Nov. 9, 2007
The school system in this country in general has been going away from the vo-tech and shop classes. But one program provides an opportunity for college prep students to get some shop experience.
ANN ARBOR, MI (Michigan Radio) - It's the first day of a weekend class at this machine shop near Pleasant Lake in south central Michigan. Advanced milling machines, programmable drills and other metal fabrication equipment line the walls in the brightly lit shop. The students are junior high-school age. They're hearing the dos and don'ts of working safely in a real machine shop. But after that, the assignment of the day is building a scale model of the latest project.
Well, this year, we're doing a two-seat hovercraft," says Chris Salow, the founder of these weekend shop classes, "I always wanted to build a hovercraft since I was a kid, so I'm fulfilling some of those fantasies, I guess. We wanted to actually build something that these kids could actually drive or fly themselves. And so we thought this would be something that would be cool because last year we did a couple of full-size chopper motorcycles and obviously with liability issues and their ages and so on we couldn't let them actually drive them. So, we think to complete the experience of building something hands-on, you should be able to get the enjoyment of being able to operate it.

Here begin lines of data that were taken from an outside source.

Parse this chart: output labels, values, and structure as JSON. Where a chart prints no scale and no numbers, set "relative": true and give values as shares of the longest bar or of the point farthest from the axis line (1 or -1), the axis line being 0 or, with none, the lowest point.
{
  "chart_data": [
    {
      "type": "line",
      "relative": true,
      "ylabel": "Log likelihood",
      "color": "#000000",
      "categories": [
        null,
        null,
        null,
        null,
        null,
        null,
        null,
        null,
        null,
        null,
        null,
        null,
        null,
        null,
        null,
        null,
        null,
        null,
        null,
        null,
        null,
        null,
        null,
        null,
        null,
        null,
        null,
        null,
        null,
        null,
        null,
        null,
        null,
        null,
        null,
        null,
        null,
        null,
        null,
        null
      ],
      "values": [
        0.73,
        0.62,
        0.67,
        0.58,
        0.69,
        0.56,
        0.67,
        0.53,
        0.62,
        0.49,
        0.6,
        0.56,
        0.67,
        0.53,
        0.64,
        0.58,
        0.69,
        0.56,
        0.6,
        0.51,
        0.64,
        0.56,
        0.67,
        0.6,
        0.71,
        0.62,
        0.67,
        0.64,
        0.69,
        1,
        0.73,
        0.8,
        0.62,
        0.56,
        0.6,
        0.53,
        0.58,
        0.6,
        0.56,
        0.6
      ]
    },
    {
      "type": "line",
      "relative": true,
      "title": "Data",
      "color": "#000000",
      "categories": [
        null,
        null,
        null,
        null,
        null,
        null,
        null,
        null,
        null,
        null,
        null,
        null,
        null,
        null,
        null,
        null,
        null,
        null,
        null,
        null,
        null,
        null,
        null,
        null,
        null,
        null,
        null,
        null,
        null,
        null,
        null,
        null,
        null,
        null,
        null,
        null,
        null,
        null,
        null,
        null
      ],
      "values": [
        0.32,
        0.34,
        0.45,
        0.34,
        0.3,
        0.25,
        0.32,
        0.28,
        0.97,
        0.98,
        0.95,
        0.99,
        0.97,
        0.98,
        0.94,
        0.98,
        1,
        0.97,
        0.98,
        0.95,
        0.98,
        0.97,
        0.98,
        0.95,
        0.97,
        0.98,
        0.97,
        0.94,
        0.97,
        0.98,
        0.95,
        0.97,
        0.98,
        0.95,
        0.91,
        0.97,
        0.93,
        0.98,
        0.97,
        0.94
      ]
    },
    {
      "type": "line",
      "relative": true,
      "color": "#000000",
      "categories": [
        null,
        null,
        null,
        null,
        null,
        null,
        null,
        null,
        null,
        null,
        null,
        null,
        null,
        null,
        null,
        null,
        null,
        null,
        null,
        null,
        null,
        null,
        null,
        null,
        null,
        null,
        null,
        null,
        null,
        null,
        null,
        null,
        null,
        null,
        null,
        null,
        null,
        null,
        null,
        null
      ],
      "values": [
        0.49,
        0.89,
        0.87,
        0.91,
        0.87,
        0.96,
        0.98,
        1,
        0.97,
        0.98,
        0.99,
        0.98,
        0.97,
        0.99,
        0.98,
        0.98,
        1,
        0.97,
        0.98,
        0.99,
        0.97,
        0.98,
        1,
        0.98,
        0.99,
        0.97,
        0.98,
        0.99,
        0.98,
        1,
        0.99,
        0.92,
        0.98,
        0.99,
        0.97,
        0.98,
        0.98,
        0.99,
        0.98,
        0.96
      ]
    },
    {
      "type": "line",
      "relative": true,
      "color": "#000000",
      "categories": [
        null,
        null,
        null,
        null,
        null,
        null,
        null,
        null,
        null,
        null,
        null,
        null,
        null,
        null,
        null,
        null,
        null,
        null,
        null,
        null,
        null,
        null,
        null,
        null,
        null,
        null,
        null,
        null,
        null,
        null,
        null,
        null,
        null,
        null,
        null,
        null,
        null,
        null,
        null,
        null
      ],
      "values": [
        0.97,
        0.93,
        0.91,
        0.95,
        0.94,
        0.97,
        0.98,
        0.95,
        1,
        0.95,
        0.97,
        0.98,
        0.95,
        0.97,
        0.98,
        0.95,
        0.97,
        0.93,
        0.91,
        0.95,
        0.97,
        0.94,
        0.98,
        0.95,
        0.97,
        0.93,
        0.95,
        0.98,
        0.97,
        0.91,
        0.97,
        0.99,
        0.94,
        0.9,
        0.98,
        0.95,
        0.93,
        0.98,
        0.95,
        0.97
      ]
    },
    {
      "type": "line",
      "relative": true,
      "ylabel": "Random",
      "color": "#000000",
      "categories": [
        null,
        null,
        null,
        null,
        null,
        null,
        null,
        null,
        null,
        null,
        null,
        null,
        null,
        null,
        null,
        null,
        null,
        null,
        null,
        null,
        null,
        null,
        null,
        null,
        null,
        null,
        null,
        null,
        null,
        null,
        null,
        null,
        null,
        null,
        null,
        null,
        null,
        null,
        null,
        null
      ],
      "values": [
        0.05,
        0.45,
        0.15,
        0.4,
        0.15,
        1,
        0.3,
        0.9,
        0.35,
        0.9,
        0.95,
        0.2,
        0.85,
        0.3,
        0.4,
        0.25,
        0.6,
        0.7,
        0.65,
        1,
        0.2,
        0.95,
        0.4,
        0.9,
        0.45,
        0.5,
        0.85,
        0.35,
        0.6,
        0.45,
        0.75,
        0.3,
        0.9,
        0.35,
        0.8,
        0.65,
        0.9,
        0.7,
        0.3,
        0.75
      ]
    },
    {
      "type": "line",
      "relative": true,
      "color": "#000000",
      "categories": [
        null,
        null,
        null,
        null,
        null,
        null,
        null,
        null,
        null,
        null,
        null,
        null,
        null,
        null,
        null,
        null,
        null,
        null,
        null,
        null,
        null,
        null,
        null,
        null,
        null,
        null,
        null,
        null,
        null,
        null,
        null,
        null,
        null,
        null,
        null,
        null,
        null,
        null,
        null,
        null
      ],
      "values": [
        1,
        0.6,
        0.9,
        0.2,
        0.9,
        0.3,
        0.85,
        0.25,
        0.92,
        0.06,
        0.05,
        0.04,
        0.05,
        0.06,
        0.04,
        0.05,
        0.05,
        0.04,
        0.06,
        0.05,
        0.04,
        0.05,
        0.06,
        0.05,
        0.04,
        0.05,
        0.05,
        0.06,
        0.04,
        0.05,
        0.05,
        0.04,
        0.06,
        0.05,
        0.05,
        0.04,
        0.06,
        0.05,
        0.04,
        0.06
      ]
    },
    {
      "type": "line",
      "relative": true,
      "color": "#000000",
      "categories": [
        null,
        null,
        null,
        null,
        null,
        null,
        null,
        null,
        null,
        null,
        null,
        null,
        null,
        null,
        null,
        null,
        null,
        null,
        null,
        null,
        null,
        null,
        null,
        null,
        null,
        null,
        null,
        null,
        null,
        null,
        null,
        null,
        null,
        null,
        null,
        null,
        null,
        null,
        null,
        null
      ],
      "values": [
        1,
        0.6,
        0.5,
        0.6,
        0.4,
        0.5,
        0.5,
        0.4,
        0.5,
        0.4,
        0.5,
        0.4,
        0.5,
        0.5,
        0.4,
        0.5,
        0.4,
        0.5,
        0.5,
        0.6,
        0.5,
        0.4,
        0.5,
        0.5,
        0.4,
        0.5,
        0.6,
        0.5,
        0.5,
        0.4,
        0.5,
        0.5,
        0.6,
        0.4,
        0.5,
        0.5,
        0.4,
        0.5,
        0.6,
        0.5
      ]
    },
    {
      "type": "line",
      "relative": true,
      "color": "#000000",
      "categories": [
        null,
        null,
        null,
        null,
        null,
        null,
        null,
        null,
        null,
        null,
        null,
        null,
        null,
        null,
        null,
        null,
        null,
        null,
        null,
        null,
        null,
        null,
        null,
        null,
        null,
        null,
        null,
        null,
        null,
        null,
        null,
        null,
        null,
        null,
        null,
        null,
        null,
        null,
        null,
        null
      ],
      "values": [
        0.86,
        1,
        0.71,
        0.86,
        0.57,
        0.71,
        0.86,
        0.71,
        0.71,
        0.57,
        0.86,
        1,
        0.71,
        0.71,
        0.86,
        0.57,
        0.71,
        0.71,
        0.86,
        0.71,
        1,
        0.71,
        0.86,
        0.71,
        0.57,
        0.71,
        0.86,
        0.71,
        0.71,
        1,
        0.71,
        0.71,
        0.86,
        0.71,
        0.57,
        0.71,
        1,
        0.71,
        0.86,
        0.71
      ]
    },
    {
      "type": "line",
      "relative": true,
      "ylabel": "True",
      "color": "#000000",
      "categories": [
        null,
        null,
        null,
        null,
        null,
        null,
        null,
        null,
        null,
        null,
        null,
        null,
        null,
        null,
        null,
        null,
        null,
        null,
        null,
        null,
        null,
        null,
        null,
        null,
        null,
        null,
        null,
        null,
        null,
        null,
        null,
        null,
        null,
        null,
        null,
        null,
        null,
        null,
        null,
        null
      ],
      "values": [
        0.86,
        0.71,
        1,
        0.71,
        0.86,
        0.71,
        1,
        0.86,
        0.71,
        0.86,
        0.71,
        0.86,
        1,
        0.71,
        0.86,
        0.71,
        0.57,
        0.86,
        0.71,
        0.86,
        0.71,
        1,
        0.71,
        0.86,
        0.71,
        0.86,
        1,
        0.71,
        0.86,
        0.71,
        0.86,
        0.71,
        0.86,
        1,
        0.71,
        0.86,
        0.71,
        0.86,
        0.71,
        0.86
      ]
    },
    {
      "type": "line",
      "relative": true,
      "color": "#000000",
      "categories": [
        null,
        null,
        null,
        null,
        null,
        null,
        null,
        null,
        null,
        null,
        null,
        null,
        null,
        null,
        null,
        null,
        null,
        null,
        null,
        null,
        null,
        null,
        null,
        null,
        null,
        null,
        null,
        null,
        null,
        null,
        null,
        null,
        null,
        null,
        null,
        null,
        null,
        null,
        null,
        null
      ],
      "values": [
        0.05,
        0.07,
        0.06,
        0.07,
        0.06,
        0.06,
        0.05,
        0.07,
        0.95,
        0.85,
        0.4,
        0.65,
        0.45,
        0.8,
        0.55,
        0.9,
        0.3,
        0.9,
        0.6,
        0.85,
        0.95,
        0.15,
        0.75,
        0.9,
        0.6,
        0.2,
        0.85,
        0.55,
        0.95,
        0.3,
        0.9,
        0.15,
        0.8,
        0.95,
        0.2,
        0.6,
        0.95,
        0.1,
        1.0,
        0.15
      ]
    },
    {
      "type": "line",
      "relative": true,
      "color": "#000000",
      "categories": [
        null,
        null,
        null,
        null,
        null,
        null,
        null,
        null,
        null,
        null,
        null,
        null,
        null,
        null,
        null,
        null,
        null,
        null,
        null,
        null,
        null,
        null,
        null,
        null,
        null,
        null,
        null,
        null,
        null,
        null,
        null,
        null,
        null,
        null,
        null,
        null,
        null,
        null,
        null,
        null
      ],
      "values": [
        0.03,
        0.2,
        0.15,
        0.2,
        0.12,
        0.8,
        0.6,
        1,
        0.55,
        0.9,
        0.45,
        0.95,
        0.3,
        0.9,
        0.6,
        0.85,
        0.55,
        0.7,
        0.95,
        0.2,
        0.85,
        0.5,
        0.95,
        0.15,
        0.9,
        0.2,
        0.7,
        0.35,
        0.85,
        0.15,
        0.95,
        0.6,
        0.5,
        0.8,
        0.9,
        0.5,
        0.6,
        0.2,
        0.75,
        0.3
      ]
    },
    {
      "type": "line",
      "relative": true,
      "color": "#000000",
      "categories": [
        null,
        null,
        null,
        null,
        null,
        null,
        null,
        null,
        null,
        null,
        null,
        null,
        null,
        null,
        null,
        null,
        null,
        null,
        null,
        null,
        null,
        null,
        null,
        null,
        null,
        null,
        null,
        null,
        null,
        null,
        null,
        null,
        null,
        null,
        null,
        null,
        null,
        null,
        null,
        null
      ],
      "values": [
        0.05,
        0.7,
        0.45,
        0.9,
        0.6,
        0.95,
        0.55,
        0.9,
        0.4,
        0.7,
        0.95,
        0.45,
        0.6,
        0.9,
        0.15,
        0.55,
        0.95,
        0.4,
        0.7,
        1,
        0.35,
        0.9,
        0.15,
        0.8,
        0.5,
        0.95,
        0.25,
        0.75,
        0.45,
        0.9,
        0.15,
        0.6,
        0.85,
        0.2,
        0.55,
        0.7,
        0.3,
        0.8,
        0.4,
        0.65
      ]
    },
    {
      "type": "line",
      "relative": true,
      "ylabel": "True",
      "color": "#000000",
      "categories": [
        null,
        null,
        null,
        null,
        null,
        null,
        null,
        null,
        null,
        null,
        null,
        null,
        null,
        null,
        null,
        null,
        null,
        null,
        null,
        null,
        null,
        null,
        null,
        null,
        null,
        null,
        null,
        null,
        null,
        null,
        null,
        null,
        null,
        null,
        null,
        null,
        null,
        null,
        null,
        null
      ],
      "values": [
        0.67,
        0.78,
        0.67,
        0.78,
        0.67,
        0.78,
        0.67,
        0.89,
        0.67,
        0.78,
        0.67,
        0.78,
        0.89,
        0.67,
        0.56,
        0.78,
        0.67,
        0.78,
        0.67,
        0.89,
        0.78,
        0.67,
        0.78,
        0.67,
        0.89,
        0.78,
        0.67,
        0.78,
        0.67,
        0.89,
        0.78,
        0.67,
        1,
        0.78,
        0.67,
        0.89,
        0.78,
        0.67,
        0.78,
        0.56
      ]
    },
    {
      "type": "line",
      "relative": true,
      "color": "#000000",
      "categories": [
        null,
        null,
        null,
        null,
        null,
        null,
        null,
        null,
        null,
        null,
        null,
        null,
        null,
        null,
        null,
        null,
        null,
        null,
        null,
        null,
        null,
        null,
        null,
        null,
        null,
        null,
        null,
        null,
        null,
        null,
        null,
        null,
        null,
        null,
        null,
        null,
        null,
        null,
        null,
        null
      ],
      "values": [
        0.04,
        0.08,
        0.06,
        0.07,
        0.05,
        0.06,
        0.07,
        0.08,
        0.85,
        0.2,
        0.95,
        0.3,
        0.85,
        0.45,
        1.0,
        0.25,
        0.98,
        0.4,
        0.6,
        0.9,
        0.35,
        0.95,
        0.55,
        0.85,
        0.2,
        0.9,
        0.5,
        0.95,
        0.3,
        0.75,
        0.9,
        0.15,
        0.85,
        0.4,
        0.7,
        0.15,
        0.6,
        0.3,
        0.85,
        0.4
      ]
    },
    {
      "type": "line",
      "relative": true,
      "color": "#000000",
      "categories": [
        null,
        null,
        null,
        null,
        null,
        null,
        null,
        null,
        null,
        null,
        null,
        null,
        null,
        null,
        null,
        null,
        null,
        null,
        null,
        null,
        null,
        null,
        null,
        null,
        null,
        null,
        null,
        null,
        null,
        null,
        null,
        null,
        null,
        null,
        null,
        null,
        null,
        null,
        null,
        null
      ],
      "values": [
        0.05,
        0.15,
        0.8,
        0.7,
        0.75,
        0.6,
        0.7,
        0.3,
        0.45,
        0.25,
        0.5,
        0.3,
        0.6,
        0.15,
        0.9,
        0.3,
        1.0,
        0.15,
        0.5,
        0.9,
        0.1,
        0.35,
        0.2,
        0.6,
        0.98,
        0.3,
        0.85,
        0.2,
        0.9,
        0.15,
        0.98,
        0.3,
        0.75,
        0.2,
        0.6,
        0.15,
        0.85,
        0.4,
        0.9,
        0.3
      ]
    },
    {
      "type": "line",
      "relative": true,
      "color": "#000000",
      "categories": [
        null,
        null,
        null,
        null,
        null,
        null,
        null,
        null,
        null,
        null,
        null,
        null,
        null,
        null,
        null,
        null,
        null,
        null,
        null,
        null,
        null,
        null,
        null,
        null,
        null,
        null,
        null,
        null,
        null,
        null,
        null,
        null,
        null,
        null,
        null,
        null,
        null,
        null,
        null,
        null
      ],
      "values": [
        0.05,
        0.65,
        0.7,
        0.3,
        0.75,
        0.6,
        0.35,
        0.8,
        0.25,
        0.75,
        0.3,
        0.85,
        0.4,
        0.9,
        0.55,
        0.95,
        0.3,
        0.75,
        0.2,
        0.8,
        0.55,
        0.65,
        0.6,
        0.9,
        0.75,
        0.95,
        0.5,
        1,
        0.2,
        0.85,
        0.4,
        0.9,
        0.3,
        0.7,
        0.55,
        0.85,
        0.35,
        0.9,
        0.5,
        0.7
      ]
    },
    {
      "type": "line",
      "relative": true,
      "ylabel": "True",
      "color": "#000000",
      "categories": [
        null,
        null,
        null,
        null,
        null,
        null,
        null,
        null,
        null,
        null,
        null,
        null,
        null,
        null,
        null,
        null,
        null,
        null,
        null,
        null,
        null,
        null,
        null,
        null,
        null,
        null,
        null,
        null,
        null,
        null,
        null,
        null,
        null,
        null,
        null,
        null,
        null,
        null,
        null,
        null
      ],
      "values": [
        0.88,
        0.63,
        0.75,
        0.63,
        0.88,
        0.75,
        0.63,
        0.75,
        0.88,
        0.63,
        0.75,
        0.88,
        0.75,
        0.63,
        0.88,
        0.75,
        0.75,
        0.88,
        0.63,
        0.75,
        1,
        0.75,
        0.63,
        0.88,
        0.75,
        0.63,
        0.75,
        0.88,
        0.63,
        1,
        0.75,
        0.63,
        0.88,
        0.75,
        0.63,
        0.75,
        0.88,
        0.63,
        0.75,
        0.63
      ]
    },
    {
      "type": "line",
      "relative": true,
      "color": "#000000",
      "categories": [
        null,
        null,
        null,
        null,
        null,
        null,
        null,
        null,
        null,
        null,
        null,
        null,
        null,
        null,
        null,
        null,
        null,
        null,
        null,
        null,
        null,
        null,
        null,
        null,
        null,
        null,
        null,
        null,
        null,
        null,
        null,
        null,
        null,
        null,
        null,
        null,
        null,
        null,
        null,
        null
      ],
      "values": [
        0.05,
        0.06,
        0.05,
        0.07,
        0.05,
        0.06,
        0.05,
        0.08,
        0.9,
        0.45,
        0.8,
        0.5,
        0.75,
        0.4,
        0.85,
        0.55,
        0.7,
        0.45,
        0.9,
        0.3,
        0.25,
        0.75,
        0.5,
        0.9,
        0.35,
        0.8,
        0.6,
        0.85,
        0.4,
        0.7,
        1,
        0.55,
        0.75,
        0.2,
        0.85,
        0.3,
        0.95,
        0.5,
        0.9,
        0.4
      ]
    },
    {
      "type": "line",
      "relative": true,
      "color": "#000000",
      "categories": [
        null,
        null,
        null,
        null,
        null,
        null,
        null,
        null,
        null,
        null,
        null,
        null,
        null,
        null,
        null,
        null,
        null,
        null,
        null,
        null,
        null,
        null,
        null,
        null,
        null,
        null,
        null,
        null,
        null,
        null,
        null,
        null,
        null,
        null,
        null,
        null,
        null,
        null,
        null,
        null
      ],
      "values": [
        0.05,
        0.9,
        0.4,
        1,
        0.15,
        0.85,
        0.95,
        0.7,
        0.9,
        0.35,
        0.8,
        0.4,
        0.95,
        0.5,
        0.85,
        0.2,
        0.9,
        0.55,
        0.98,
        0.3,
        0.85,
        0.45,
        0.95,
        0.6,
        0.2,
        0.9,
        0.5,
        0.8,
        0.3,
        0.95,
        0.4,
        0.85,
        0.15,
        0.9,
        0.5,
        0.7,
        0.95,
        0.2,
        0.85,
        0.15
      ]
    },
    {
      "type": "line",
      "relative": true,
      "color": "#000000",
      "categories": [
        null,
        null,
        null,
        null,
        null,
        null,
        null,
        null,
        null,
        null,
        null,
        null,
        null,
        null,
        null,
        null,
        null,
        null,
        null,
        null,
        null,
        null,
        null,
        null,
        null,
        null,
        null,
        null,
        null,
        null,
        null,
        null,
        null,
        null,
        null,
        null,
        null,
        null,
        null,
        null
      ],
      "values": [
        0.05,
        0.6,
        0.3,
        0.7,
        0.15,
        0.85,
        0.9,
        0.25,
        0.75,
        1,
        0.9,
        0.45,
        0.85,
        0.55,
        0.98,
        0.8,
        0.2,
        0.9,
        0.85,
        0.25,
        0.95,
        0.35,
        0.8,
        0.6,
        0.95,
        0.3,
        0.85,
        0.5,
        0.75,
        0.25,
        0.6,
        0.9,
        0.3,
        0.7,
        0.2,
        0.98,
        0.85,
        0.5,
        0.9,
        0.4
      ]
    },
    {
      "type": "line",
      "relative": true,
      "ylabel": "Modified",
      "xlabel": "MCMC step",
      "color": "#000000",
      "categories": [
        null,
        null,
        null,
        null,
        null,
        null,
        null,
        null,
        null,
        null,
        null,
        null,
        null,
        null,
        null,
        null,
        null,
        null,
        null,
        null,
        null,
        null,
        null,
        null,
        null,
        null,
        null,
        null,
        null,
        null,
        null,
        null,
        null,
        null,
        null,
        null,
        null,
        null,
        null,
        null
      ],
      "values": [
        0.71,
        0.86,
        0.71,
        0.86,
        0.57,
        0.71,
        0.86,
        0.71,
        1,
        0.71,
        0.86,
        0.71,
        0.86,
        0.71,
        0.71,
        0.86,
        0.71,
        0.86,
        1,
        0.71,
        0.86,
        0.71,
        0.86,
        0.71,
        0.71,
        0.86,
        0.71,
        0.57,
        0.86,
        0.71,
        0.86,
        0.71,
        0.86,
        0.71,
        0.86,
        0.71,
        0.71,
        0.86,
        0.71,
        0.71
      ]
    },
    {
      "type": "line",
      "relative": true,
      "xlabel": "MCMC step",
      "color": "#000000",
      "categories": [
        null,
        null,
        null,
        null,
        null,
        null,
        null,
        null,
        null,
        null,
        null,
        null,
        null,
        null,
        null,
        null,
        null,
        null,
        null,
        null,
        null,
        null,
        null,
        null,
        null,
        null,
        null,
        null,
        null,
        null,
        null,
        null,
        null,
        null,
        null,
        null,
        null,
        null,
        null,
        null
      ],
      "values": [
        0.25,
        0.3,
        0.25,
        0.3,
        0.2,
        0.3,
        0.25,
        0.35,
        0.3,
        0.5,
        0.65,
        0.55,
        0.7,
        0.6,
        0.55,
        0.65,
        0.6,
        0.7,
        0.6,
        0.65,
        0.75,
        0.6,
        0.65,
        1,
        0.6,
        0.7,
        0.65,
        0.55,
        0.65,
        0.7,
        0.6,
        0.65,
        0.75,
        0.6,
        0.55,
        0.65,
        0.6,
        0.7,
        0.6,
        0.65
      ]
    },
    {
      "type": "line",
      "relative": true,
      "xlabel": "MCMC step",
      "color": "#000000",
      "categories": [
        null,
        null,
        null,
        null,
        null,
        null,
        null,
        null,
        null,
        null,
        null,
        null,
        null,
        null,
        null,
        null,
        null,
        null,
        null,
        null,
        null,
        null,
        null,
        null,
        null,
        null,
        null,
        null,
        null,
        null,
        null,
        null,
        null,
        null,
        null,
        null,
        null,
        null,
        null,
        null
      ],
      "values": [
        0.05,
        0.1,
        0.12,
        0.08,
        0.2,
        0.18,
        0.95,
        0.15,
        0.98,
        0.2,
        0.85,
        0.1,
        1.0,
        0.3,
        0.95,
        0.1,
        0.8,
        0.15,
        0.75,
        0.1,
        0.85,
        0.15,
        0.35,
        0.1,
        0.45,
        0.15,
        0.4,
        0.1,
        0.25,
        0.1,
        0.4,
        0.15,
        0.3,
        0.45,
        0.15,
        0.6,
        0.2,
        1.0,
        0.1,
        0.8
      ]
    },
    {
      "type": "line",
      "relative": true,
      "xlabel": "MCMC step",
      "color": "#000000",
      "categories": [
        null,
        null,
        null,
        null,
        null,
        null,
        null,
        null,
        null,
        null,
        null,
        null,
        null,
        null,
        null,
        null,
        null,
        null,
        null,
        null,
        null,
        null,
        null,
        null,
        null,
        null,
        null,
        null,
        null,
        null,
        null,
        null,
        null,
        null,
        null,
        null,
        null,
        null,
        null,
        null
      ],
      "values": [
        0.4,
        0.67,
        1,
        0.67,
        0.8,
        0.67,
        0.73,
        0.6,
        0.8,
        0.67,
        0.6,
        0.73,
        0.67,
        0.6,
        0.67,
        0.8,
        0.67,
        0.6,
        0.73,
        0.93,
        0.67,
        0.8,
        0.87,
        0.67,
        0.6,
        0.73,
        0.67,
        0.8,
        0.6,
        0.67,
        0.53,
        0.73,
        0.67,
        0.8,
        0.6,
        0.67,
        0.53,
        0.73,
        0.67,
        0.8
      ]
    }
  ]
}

Salow says he started these classes with private funding because he doesn't think the schools are giving these kids the chance to be as creative as they could be. That's because conventional wisdom at public schools tends to view vocational occupations as not for college-bound students.
The school system in this country in general has been going away from the vo-tech, the hands-on projects in schools and a lot of the shop classes are gone. And our feeling is that regardless of what your career choice is that hands-on experience, everyone should partake in, Salow said.
Salow says a lot of people who want to do home improvement projects or fix their own lawn mower have no experience with tools. He claims even college students in engineering programs often come to their first project and have no hands-on experience with tools.
We called some professors at an engineering college. They didn't want to go on record,but they confirmed some students pick up a wrench for the first time for their final project.
Salow thinks all the kids with an interest in building things ought to get the chance to take shop in school.
And they're constantly getting the kids that aren't able to achieve in the other classes put in their classes," said Salow, "And then the kids that have to high of a G-P-A have a hard time getting in there even if they want to be in there."
In the shop the kids are beginning to assemble the scale models of the hovercraft they'll be building over the next several weeks.
One student talks to himself as he works, saying, " and then for some reason on this one--I don't know if it's right or not,--but she has the glossy side in. Glossy side in? Yeah. See? Glossy side's in and flat side's out. Oh! It goes like this.
One of the teachers of this course on the weekends is Travis Barnett. He's smiling as the kids read the instructions and seeon a small scale how their hovercraft is going to wor.
There's a lot of benefits with the hands-on," said Barnett, "You can tell someone how to do something, you know, ten times, but until they actually do it.
He nods toward the kids as they discover bit-by-bit how the hovercraft works. During the week, Barnett works at an alternative high school in the Concord Community School district. He smiles as the kids working together, discovering on their own, how to make the model work and soon their hovercraft models are skitting along the shop floor. Tyler Dunnig was one of the first ones to get his model running.
I think it's going to be really cool to be able to, like, ride it around and stuff. That's what I'm really looking forward to in all this, said Dunnig.
Hovering around the work tables, Chris Salow checks the kids progress and gives a helpful suggestion here and there. These are his kind of people, the kind of people who make all the things we take for granted work. He calls this culture, his culture,the Shop Rat Nation. And his nation even has a musical anthem he put together with the help of Madkap Studios.
Salow says the schools need to do more to encourage kids,kids of every ability, to pursue the vo-tech track and show them a little more respect for doing that.